Following a record number of special operations airborne-related deaths in 2015, the military services saw a sharp drop from five down to one in both 2016 and 2017.
But so far in 2018, the number has creeped back up to two ― both seasoned senior NCOs with dozens of jumps in their logs.
The Army didn’t initially announce the July 1 death of Sgt. Maj. Christopher Nelms, likely because he was serving in the elite Delta Force organization, as reported by Yahoo News, but he is the second Army sergeant major to die in a parachute accident this year.
An investigation into Nelms' death, which came after a June 27 jump in which his parachute failed to open, is ongoing. Sgt. Maj. Samuel McAllister, a member of the 75th Ranger Regiment, died in January after another free-fall accident, in Arizona.
Though specific causes for the accidents were not immediately available, U.S. Special Operations Command has for years been grappling with the risks associated with free-fall parachute jumps, in which a service member leaps from a plane and plummets for a short period of time before manually opening the chute.
A review of accident investigations by Military Times found that training shortfalls and lapsed qualifications contributed to some of the deaths over the past decade, but that at least in some cases, the overconfidence of operators and trainers also played a part.
The Navy SEALs and other secretive units are quietly battling a frightening rise in parachute deaths
The alarming trend within U.S. Special Operations Command has been blamed in part on training shortfalls and bravado.
“Being ‘special’ shouldn’t be an excuse to cut corners or accept needless risk in either training or operations,” a retired senior special operations officer told Military Times in 2016.
Several years ago, it was the SEALs who had clocked multiple deaths in a year. In 2017, it was down to one, a member of the elite Leap Frogs demonstration team who plummeted during a New York City fleet week exhibition.
And earlier in 2017, the Marine Corps suspended some of its static line jump ops ― when a line is hooked inside the aircraft and the force of a jump causes a parachute to immediately open ― after a student died during a Multi-Mission Parachute Course.
For its part, the Army’s 2017 safety program assessment does not specifically call out improving airborne ops as a high priority, but mentions a program called the Parachute Suite of Sensors.

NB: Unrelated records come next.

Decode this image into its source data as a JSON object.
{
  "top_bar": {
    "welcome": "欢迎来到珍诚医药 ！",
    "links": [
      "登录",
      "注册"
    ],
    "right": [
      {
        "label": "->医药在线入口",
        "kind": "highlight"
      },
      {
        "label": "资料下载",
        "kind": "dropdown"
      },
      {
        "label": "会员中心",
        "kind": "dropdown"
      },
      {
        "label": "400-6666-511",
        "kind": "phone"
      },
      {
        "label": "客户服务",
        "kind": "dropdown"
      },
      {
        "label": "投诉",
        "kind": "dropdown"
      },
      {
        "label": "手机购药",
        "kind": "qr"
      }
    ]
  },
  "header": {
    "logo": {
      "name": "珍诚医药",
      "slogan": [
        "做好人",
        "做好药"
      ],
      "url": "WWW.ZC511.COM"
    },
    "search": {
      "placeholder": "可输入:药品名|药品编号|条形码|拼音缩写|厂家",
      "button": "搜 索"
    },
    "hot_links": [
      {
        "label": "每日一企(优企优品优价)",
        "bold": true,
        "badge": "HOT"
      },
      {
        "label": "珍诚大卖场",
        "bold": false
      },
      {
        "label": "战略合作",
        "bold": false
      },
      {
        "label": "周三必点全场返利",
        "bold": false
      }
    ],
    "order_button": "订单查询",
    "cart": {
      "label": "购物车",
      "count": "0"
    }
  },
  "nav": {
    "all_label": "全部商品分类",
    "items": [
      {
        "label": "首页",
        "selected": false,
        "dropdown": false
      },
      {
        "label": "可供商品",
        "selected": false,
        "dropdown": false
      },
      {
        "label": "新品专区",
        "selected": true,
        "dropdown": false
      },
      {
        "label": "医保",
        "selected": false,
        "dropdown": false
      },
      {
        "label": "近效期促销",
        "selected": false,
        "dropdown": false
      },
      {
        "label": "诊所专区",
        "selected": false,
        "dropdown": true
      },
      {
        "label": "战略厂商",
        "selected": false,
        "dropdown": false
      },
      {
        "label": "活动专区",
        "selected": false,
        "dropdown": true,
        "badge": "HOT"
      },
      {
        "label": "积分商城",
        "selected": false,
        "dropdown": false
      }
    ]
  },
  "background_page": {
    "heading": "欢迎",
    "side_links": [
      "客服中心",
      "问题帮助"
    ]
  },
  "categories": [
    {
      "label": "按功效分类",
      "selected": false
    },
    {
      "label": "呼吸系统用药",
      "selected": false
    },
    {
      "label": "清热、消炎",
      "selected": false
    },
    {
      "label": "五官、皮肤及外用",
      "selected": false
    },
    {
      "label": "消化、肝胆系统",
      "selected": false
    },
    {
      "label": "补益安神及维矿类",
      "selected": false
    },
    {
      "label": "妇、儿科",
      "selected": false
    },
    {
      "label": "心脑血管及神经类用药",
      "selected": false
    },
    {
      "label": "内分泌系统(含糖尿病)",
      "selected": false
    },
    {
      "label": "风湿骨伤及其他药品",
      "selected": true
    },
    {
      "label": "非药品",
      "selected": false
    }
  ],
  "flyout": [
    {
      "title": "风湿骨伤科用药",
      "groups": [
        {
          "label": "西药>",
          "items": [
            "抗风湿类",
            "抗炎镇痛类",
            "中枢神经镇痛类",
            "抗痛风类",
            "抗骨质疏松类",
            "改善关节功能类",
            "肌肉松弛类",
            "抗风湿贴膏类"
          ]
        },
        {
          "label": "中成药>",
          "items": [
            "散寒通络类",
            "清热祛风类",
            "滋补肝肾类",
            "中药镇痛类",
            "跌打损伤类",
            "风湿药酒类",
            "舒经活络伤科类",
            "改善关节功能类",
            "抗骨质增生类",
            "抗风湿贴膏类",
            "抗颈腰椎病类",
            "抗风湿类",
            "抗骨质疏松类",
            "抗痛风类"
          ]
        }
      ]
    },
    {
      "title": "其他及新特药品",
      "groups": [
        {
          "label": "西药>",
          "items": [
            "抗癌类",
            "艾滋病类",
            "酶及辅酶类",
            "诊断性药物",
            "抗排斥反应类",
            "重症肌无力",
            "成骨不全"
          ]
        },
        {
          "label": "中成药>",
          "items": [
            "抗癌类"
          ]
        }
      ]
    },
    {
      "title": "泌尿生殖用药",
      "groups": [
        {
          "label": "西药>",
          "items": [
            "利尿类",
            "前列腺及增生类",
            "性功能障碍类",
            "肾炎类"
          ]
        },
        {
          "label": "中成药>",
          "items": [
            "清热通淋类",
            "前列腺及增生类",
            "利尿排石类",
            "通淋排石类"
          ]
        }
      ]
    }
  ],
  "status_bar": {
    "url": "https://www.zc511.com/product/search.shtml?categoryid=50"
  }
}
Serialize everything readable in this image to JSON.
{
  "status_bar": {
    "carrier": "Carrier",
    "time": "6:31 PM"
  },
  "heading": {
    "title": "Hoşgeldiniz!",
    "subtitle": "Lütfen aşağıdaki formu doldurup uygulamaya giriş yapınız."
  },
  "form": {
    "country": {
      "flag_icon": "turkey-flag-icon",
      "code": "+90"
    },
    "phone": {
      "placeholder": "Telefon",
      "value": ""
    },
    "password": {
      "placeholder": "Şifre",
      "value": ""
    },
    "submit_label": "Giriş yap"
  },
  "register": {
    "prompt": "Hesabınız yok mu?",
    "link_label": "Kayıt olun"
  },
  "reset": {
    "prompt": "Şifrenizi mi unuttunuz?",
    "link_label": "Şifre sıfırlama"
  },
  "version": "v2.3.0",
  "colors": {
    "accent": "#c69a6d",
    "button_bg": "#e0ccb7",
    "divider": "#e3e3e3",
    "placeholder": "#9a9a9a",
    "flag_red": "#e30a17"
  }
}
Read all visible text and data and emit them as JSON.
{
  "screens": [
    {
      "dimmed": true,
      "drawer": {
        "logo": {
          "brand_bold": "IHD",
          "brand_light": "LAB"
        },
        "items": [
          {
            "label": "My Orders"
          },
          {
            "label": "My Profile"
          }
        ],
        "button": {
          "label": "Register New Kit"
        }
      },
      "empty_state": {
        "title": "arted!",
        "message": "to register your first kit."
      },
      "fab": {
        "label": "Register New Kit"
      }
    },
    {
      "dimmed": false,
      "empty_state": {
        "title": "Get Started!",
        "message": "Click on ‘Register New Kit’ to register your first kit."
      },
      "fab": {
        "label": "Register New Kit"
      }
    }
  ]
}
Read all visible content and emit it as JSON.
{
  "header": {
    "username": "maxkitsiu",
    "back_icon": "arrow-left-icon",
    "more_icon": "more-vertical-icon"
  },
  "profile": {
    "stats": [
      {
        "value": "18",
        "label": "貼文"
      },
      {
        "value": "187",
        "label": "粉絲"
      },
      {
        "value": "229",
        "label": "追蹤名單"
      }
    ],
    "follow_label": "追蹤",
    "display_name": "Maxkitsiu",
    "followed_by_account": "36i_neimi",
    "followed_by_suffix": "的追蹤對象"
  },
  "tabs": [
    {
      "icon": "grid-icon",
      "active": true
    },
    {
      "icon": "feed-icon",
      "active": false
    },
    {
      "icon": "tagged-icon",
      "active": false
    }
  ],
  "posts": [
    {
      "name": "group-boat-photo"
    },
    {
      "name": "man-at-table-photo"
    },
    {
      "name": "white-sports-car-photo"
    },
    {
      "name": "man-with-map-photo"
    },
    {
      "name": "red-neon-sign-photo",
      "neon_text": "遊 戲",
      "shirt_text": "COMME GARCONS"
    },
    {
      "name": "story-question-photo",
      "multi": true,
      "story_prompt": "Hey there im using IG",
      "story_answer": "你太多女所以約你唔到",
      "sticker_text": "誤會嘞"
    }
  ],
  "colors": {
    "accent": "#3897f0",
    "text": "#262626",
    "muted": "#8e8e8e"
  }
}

“The PSS will leverage current technology to recreate the sequence of jump operations events and be used for training, life cycle management, and mishap investigations,” according to the assessment.
The study will yield data for analysis aimed at improving soldier lethality and performance.
In effect, it will act as a black box for parachute jumps, recording altitude, body position and deployment (or not) of a parachute and beyond. That way, rather than relying on witness statements, incident investigators could have some more precise data to analyze the narrative and cause of an accident.
“Any time we lose one of America’s sons or daughters in an accidental mishap, that’s a grave concern to all commanders,” said Brig. Gen. Jeffrey Farnsworth, then the head of the Army Combat Readiness Center, told the Fayetteville Observer in 2016.
The Natick Soldier Research, Development & Engineering Center was not able to provide an update on the program, other than to confirm that it is ongoing.